In PLR 201538021, the IRS provided a private ruling which allowed an LLC to adopt an ESOP. The letter was issued in response to a request for a ruling, concerning whether the unit shares of Company A, a limited liability company or LLC, constitute employer securities within the meaning of section 409(l)(2) of the Internal Revenue Code (“Code”). If they do, the LLC could adopt an ESOP which holds the unit shares.
Here is what the IRS said in the PLR.
For federal tax purposes, Company A represented that it is classified as an association and has a valid S corporation election. Ownership interest in Company A is represented by unit shares (“Unit Shares”). Under its operating agreement (the “Operating Agreement”), all profits and losses of Company A, and any dividends to be paid by Company A, are to be allocated among the shareholders in proportion to the number of Unit Shares owned by them. The Operating Agreement further provides that all Unit Shares confer identical rights to voting distributions, dividends and liquidation proceeds, and otherwise meet the requirements of Code section 409(l)(2). In addition Company has no authorized, issued, or outstanding employer securities that are readily tradable on an established securities market within the meaning of Code section 409(l)(1).
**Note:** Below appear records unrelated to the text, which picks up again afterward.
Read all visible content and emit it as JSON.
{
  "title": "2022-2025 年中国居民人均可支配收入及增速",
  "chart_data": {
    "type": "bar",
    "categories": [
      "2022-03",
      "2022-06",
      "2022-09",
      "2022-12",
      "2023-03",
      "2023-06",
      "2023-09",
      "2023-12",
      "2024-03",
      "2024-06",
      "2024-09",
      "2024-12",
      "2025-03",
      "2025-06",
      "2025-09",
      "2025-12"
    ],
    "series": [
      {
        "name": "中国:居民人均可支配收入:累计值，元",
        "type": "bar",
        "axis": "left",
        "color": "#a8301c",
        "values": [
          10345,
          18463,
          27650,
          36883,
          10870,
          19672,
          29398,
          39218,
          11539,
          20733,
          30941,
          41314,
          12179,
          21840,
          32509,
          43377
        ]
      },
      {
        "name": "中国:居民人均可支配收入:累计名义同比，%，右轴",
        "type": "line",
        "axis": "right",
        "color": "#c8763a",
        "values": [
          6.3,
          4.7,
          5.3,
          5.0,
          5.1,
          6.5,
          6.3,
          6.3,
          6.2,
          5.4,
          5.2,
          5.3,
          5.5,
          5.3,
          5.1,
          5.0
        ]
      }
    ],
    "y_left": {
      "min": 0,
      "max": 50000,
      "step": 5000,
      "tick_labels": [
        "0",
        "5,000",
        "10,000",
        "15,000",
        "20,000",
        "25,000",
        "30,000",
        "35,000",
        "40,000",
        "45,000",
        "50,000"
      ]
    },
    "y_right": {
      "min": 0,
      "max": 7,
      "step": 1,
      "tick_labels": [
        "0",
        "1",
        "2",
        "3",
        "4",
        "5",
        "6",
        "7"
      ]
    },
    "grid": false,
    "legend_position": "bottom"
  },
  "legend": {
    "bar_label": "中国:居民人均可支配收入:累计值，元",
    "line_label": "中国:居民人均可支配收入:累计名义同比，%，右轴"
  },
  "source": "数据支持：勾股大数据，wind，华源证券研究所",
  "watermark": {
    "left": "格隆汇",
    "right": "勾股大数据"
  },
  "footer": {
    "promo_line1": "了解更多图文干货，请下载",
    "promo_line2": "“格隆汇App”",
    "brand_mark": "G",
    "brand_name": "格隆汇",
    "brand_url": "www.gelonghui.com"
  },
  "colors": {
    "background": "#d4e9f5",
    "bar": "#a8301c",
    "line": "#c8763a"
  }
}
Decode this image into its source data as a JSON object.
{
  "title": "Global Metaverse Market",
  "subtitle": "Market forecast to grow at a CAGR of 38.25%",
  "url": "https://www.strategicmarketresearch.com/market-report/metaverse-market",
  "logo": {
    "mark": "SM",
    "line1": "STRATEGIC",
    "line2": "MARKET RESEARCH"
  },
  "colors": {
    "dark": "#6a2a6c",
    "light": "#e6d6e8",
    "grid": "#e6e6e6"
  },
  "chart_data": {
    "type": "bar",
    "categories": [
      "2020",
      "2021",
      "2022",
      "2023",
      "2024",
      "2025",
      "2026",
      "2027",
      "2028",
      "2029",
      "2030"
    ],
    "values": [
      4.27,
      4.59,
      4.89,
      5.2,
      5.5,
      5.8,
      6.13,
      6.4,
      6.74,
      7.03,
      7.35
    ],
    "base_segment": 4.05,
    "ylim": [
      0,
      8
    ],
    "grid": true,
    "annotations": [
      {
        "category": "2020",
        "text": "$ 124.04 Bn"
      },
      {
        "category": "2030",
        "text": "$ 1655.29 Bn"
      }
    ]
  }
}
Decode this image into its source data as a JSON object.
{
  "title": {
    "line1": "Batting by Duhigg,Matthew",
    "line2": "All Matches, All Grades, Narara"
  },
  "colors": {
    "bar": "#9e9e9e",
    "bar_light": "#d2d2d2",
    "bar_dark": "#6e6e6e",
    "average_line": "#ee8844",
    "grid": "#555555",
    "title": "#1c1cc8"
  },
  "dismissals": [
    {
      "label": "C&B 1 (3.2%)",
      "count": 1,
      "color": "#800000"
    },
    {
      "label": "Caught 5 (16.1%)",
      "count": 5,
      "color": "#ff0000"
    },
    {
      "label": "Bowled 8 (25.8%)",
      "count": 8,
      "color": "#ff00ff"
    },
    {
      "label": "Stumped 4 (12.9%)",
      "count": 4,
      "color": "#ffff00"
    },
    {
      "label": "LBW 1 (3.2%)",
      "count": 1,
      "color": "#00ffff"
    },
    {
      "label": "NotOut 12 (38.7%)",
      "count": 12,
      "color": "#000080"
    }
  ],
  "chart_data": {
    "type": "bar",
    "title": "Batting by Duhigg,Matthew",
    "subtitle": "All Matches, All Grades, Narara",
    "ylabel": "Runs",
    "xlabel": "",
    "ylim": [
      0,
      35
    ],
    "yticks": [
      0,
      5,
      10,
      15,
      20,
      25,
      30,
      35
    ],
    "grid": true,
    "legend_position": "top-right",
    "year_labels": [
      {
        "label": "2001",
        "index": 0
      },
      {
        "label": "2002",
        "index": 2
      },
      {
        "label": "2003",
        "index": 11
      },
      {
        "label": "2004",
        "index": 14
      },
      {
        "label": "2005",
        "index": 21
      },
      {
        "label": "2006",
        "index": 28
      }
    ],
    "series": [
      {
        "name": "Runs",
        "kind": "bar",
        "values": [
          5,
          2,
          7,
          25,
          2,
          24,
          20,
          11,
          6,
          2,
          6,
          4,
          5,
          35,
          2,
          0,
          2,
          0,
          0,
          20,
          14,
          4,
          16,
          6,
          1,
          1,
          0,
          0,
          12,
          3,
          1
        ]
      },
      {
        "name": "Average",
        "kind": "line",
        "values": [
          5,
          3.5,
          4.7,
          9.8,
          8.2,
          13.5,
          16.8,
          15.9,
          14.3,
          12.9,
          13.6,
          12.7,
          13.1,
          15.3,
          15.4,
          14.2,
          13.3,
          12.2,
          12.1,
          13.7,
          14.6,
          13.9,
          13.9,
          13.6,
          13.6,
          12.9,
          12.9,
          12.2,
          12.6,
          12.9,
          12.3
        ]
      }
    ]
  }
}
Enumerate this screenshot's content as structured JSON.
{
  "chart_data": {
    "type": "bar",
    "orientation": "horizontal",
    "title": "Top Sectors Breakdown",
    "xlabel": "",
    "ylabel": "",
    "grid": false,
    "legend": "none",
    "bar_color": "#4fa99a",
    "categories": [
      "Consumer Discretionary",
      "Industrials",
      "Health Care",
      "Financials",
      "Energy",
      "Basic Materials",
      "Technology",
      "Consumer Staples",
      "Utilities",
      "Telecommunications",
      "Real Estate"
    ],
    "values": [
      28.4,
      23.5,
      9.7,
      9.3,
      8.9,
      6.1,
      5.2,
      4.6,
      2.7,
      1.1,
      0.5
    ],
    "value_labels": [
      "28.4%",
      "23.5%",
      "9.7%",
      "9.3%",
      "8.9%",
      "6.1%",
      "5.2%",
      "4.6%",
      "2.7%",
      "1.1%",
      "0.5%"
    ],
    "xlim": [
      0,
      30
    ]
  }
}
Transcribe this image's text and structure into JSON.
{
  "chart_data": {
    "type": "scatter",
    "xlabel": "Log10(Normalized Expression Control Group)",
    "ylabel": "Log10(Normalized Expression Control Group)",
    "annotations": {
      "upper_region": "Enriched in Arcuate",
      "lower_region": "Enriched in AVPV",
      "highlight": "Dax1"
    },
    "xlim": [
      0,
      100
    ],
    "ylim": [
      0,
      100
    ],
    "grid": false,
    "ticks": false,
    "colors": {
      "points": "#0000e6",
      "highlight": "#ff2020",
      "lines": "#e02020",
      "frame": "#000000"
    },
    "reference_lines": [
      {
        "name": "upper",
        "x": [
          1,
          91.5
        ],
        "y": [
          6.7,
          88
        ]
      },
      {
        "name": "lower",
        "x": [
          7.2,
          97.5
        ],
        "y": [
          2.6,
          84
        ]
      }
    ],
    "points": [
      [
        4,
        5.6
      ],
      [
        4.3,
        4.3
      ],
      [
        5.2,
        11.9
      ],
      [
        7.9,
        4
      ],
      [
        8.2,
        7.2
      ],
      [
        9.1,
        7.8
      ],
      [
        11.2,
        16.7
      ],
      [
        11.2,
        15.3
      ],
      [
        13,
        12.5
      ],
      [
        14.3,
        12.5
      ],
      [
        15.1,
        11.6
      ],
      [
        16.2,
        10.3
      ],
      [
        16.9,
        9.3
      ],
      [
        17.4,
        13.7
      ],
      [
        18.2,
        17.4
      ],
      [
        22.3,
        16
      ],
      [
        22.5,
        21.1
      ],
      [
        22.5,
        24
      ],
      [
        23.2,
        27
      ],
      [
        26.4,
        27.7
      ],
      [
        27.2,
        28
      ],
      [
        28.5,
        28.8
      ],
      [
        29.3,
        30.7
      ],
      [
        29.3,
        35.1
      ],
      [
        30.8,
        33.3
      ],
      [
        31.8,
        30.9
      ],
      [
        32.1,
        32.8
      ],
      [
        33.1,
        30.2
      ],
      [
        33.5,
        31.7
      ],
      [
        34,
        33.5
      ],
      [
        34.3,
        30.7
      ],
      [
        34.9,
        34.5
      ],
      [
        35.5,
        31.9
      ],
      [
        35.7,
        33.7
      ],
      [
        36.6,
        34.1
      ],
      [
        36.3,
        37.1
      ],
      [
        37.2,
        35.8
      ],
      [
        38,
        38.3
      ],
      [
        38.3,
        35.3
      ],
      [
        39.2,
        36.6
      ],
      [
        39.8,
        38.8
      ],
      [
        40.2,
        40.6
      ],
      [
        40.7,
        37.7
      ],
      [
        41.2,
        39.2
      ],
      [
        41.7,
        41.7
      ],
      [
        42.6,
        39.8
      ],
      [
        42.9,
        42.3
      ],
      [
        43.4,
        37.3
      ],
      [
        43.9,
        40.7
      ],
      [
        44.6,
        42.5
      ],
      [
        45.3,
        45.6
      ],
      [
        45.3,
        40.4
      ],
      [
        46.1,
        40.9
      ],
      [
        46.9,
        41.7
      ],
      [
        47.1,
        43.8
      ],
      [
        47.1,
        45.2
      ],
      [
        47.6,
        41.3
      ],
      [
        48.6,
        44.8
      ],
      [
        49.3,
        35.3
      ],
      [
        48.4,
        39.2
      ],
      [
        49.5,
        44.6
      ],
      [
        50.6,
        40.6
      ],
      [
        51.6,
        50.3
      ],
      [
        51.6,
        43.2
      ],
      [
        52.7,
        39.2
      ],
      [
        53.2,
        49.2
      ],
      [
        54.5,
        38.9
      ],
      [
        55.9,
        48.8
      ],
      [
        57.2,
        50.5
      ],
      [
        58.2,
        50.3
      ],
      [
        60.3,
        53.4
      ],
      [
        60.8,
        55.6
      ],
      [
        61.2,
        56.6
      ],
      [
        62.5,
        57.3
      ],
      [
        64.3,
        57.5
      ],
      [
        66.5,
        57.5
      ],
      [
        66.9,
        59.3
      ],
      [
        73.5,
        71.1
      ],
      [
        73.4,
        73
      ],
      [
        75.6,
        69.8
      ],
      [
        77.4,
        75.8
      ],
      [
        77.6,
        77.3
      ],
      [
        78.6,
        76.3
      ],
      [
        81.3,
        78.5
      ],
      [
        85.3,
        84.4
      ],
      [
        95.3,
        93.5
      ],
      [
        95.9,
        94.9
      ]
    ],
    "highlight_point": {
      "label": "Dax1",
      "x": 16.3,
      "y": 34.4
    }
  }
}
Company A intends to adopt an employee stock ownership plan as described in Code section 4975(e)(7) (“ESOP”), in which its employees may participate. Section 4975(e)(7) defines an ESOP as a defined contribution plan which, among other things, is designed to invest primarily in qualifying employer securities. Code section 4975(e)(8) defines the term “qualifying employer security” as any employer security within the meaning of Code section 409(l). As applicable here, Code section 409(l)(2) states that the term “employer securities” means common stock issued by the employer-corporation having a combination of voting power and dividend rights equal to or in excess of:
(A) that class of common stock of the employer-corporation having the greatest voting power, and (B) that class of common stock of the employer-corporation having the greatest dividend rights.
Further, under the Code, Company A is treated as a corporation, and the Unit Shares as shares of stock.
Based on the foregoing, the IRS concludes that the Unit Shares of Company A are employer securities as described in section 409(l)(2) for the purposes of section 4975(e)(7), so that Company A may maintain an ESOP which invests in the Unit Shares.